Awesome
Protein holography
Overview
The protein holography package implements efficient rotationally-equivariant encoding of protein structure and minimal rotationally-equivariant processing of protein microenvironements via H-CNN.
Installation
pyRosetta
This package is dependent on pyrosetta which can be downloaded from here. A license is available at no cost to academics and can be obtained here.
The env.yml file should be edited upon download with the local path to the wheel file to install.
setup
Once the pyrosetta wheel file has been downloaded and the path has been specified in the env.yml file, one can create the protein holography conda environment by running
conda env create -f env.yml
to install the necessary dependencies. Then run
pip install .
to install the protein_holography
package.
If you're going to make edits to the protein_holography
package, run
pip install -e .
so you can test your changes.
Testing install
The installation can be tested by running pytest tests
. Currently only the preprocessing pipeline is tested. Testing will be implemented soon for the network.
Quick run
A bash script for complete processing of pdb files is located in scripts
. This script requires simply a csv file with protein pdb IDs and, in addition to intermediate outputs, will produce predicted pseudoenergies and probabilities for all sites in a protein as well as the protein network energy for all chains in the proteins. See scripts
for an example and more details.
Detailed overview
Components
pdb preprocessing module
The pdb preprocessing module filters pdbs by criteria such as imaging type (e.g., X-ray crystallography, cryo-EM, etc.), resolution, date of deposition, or any other metadata deposited with the structure.
Coordinates
The coordinate module features all preprocessing of pdb files and ultimately results in the holograms that are used in the H-CNN. Specifically, pdb files are processed in three steps.
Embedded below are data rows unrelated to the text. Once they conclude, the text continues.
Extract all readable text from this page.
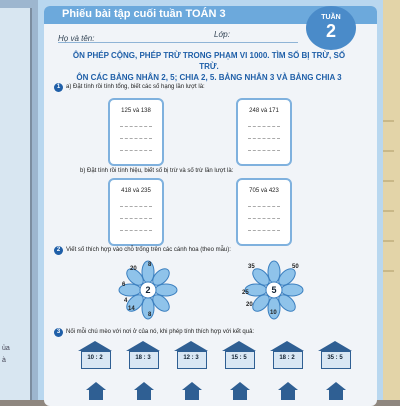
ủa
à
Phiếu bài tập cuối tuần TOÁN 3
Họ và tên:	Lớp:
TUẦN
2
ÔN PHÉP CỘNG, PHÉP TRỪ TRONG PHẠM VI 1000. TÌM SỐ BỊ TRỪ, SỐ TRỪ.
ÔN CÁC BẢNG NHÂN 2, 5; CHIA 2, 5. BẢNG NHÂN 3 VÀ BẢNG CHIA 3
1 a) Đặt tính rồi tính tổng, biết các số hạng lần lượt là:
125 và 138	248 và 171
b) Đặt tính rồi tính hiệu, biết số bị trừ và số trừ lần lượt là:
418 và 235	705 và 423
2 Viết số thích hợp vào chỗ trống trên các cánh hoa (theo mẫu):
2
20
8
6
4
14
8
5
35	50
25
20
10
3 Nối mỗi chú mèo với nơi ở của nó, khi phép tính thích hợp với kết quả:
10 : 2	18 : 3	12 : 3	15 : 5	18 : 2	35 : 5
chemical inference and coordinate extraction via PyRosetta
First, pdb files are read into pyrosetta where hydrogen atom positions are inferred, partial charges are assigned, and solvent-accessible surface area (SASA) is calculated on a per atom basis.
neighborhood segmentation
Second, neighborhoods of a fixed radius are extracted from each structure.
holographic projection
Third, each neighborhood is projected into Fourier space via the 3D zernike polynomials.
H-CNN
The hnn class is a fully fourier neural network coded in tensorflow and operates on fully complex inputs.